Toni Pittman peels potatoes in preparation for a dinner with the Schnetzler family at the Pittmans' home in Bevier, Missouri. Chet Pittman met Nicholas Schnetzler at the Wal-Mart distribution center in Moberly, Mo. where they work together. Chet works 33 hours a week for Wal-Mart so he can pay for health insurance for the family. The decision to take the job was difficult for Chet and he discussed it with his wife for over a year. They eventually decided the risk of expensive medical bills if someone were to have health problems was too great to not have insurance.
The Pittman and Schnetzler children pretend to make food while playing with grass flowers, and other objects they found in the Pittmans' yard.
Emma and Eva Jo Pittman greet their father and brothers on their way down the family's driveway in Bevier, Mo.

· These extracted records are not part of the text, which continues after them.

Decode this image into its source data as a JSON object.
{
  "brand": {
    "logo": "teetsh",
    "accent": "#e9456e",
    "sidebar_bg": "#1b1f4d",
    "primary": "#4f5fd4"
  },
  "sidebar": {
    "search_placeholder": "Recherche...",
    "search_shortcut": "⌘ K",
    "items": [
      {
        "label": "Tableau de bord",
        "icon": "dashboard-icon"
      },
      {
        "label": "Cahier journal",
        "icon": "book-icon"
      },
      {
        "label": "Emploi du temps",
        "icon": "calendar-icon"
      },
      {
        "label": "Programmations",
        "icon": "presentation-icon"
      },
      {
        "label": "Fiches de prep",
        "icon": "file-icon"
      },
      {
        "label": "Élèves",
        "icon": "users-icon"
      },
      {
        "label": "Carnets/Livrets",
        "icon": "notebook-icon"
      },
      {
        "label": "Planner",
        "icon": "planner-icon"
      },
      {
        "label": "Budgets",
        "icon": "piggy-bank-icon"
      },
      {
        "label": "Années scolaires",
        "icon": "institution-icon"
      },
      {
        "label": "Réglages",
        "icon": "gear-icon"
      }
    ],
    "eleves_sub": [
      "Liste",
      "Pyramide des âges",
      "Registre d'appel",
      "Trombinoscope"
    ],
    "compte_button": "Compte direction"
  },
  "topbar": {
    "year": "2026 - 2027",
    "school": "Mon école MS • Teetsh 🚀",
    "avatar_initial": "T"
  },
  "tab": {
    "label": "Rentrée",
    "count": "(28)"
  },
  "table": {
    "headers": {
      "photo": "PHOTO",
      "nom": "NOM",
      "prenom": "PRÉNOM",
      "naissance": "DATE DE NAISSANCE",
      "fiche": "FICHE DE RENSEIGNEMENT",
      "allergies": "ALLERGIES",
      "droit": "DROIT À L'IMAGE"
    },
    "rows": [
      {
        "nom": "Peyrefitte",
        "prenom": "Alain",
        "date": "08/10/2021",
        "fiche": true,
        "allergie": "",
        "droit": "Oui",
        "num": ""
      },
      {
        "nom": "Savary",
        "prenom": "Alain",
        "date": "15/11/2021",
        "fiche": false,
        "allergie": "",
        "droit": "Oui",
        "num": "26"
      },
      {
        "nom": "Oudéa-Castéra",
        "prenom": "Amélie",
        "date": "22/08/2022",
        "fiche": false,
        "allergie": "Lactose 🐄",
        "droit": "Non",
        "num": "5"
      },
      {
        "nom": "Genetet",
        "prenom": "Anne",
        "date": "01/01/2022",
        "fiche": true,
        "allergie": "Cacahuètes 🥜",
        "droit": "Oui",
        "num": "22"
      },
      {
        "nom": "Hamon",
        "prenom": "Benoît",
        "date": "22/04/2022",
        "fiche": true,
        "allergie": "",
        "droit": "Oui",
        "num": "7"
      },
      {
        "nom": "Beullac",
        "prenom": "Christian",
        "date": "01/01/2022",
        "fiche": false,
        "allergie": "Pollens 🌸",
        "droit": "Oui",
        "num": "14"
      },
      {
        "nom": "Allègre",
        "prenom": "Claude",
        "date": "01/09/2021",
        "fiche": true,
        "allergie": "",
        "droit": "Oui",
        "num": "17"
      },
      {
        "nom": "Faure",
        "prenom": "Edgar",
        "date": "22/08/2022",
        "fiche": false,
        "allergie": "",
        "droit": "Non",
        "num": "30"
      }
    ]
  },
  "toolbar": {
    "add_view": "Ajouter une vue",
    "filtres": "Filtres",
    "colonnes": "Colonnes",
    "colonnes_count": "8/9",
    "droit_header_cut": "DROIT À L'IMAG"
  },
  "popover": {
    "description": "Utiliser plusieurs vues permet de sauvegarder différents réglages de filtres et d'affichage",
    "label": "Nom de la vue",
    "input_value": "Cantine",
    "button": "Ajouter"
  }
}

Chet Pittman comforts his wife Toni on their front porch before breakfast. Toni was upset because she feels a close family member will not allow God into their life.
Chet and Paxton Pittman slice homemade bread and peel garlic for a dinner with friends at their home. The Pittmans are able to provide some, but not all, of their own food from their farm. They make homemade food whenever possible but still live a modern lifestyle with the modern conveniences of an average American household. Toni Pittman churns her own butter, from the cream of the family's cow, but in an electric blender.
Chet Pittman holds up a fish that he and his son Paxton helped Abigail Schnetzler catch in a pond on the Pittmans' farm. Abigail's father, Nicholas Schnetzler, works with Chet at the Wal-Mart distribution center in Moberly, Mo., and the families regularly get together to spend days enjoying the Pittmans' farm. Although Nicholas and his wife Rebecca are much younger than Chet and Toni, the two couples bonded and became friends through their shared Christian faith.
Chet Pittman and his wife Toni take a minute before packing up their truck after a full day of working together with their children. "I can give ultimately all to my children but I deprive my wife of what she needs and you can't do that," Chet said. "You have to give God your first and I have to make Toni my first. Because the way that I love her is the way that I will love my children. And when I give her love and respect, I'll actually earn more love and respect from my children."
Chet Pittman leads his children, from left, Paxton, Emma and Eva Jo in a prayer before going to bed.
After the family's morning devotions and before the men begin their chores outside, Chet Pittman takes a moment to look at a spider web backlit by the morning sun on the fence beside his home. During their morning devotions, Chet told his children that if they wanted to see God's presence on the Earth that they could find it in the beauty of the natural world.